FBFL: A Field-Based Coordination Approach for Data Heterogeneity in Federated Learning
Davide Domini, Gianluca Aguzzi, Lukas Esterle, Mirko Viroli
TL;DR
FBFL tackles data heterogeneity and resilience in federated learning by introducing field-based coordination to create self-organizing, spatially localized learning regions with distributed leaders. The approach formalizes regional objectives and leverages SCR patterns to enable dynamic leader election and hierarchical aggregation, avoiding a central server. Empirical results on MNIST, FashionMNIST, and Extended MNIST show that FBFL matches FedAvg under IID data and significantly outperforms FedAvg, FedProx, and Scaffold under non-IID conditions, while demonstrating resilience to aggregator failures.
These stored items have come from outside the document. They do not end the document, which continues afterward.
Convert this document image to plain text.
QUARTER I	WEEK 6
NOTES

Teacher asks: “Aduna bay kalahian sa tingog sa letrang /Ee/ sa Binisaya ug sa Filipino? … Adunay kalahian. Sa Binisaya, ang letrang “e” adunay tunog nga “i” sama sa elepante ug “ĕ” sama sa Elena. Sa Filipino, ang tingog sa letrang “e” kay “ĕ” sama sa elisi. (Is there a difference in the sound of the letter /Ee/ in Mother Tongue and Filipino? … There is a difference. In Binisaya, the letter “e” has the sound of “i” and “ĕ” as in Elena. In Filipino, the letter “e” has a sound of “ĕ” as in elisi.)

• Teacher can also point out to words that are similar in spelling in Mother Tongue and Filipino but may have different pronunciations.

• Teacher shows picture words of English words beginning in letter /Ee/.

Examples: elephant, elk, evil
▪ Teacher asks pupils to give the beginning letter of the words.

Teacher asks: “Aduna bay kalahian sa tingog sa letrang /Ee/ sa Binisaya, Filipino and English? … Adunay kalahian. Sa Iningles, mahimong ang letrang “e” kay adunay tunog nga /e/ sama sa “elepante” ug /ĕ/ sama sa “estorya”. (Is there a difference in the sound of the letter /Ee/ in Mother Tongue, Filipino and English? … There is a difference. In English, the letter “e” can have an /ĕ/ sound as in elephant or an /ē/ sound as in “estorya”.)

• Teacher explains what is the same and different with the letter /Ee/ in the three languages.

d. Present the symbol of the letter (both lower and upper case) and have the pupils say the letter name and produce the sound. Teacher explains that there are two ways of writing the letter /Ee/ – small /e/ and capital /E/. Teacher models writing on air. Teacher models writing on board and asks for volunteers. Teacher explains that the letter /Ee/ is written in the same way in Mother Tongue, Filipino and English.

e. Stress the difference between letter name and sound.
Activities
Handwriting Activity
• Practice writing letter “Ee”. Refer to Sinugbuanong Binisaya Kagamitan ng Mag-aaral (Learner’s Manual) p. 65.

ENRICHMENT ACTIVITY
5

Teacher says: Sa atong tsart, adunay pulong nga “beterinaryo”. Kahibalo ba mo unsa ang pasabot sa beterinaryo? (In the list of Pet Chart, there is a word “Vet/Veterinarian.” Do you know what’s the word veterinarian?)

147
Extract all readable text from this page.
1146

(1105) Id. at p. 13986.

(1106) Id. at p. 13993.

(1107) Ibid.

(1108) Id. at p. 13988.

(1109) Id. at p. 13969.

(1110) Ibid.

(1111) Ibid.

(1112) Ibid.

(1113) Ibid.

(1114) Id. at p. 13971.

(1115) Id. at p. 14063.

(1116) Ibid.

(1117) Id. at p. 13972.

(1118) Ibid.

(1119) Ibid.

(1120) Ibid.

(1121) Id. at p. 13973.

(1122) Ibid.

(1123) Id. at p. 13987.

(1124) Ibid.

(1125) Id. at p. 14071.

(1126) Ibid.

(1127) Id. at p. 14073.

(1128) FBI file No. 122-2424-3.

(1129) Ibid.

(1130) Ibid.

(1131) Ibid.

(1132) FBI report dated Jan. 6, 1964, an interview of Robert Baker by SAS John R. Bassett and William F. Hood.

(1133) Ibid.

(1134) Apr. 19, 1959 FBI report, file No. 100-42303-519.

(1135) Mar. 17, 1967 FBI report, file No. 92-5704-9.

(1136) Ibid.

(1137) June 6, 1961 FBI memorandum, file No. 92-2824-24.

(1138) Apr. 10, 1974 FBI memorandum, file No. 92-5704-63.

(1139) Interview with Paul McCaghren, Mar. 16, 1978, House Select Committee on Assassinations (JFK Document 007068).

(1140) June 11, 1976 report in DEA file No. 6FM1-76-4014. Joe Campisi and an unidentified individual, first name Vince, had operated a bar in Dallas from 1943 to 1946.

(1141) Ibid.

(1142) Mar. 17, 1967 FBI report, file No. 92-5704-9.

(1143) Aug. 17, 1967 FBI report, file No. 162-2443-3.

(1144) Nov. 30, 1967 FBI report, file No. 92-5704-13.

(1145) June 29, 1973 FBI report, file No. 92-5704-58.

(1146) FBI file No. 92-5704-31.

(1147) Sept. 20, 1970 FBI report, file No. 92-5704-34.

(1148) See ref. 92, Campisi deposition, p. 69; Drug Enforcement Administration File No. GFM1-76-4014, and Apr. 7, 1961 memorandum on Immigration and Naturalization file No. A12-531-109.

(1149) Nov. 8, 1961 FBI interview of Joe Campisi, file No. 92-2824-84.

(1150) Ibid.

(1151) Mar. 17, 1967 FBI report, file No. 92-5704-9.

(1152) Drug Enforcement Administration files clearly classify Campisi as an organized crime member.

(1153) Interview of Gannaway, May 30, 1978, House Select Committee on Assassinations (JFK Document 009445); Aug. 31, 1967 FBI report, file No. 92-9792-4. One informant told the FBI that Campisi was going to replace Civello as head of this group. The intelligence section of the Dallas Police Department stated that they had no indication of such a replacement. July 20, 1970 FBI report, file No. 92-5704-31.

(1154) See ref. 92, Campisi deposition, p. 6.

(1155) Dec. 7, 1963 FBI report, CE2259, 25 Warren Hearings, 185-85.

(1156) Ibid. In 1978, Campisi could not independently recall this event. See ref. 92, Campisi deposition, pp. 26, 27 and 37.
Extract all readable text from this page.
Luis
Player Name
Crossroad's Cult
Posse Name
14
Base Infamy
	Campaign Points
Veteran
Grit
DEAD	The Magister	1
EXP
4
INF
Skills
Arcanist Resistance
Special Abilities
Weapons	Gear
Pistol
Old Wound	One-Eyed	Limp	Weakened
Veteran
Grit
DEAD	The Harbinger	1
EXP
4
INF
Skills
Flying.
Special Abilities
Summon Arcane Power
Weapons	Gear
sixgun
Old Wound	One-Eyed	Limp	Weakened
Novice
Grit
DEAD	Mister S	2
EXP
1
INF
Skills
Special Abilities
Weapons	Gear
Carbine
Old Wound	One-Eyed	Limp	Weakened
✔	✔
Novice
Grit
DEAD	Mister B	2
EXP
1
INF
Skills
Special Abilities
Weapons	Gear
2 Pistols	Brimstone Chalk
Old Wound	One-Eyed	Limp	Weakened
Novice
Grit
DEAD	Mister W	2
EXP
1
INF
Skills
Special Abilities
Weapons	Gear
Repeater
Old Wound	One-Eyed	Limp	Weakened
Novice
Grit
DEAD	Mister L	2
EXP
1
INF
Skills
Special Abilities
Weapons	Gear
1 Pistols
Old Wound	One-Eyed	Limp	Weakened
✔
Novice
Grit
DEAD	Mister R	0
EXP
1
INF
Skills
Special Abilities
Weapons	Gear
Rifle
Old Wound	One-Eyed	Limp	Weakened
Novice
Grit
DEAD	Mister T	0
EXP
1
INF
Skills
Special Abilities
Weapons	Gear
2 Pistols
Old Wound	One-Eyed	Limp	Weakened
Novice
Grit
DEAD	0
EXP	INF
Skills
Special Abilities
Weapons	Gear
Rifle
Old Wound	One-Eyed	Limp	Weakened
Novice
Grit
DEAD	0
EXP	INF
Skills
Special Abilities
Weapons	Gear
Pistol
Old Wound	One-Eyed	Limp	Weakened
The work advances decentralized FL by combining personalized regional models with robust, self-stabilizing coordination, offering scalable and privacy-preserving learning suitable for edge and IoT deployments.
Abstract
In the last years, Federated learning (FL) has become a popular solution to train machine learning models in domains with high privacy concerns. However, FL scalability and performance face significant challenges in real-world deployments where data across devices are non-independently and identically distributed (non-IID). The heterogeneity in data distribution frequently arises from spatial distribution of devices, leading to degraded model performance in the absence of proper handling. Additionally, FL typical reliance on centralized architectures introduces bottlenecks and single-point-of-failure risks, particularly problematic at scale or in dynamic environments. To close this gap, we propose Field-Based Federated Learning (FBFL), a novel approach leveraging macroprogramming and field coordination to address these limitations through: (i) distributed spatial-based leader election for personalization to mitigate non-IID data challenges; and (ii) construction of a self-organizing, hierarchical architecture using advanced macroprogramming patterns. Moreover, FBFL not only overcomes the aforementioned limitations, but also enables the development of more specialized models tailored to the specific data distribution in each subregion. This paper formalizes FBFL and evaluates it extensively using MNIST, FashionMNIST, and Extended MNIST datasets. We demonstrate that, when operating under IID data conditions, FBFL performs comparably to the widely-used FedAvg algorithm. Furthermore, in challenging non-IID scenarios, FBFL not only outperforms FedAvg but also surpasses other state-of-the-art methods, namely FedProx and Scaffold, which have been specifically designed to address non-IID data distributions. Additionally, we showcase the resilience of FBFL's self-organizing hierarchical architecture against server failures.